École secondaire Marguerite-De Lajemmerais is a Francophone secondary public mixed school located in Rosemont-La Petite-Patrie borough in Montreal, Quebec. Part of the Centre de services scolaire de Montréal (CSSDM), it was originally in the catholic School board Commission des écoles catholiques de Montréal (CECM) before the 1998 reorganization of School boards from religious communities into linguistic communities in Quebec. In 2019, the school had 677 students.

Originally a girls' school, the school started admitting boys in September 2019 due to declining enrollment.

==History==
Originally, this school was founded by the Sisters of Charity of Montreal, commonly known as the Grey Nuns of Montreal, to recruit and train future teachers and to pursue their charitable work. In 1967, the CECM bought the establishment to have a new secondary public school. The school was named in honor of Marguerite d’Youville who was named before Marguerite De Lajemmerais.

== The school ==
The establishment constructed in 1964 has three to six stories in a long straight shape in « I » connected with 4 irregular and asymmetric aisles. It also have an important canopy at the entrance and a curved mosaic in concrete above and a mosaic inside the entrance hall. The building has mainly light yellow, red and brown bricks with lots of windows in a modernist and functionalist style.

It contains mainly regular classrooms, rooms for computer labs, science labs, plastic art workshops, a music room, two cafeterias, a library, two gymnasiums, an auditorium and used to have a swimming pool that is now a new gymnasium.

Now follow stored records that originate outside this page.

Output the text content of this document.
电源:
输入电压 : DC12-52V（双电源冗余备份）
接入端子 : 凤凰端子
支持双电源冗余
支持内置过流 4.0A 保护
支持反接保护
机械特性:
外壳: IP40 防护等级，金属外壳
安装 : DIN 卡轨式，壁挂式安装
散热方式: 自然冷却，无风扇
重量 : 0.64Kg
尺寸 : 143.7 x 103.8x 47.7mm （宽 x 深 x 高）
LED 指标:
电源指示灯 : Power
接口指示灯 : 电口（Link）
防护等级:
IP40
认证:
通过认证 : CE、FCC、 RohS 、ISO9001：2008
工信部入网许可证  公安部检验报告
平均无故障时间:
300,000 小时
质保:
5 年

The school also comprises outdoor facilities such as a running track, a small soccer field and two tennis courts.

==Programs and services==
Besides the regular program, the school offers specialized programs in mathematics and science, dramatic arts, guitar classic and plastic arts.

Others professional services are offered to the students: psychoeducator, nurse, guidance counsellor, leisure technician, documentation technician, special education technician, supervisors, etc.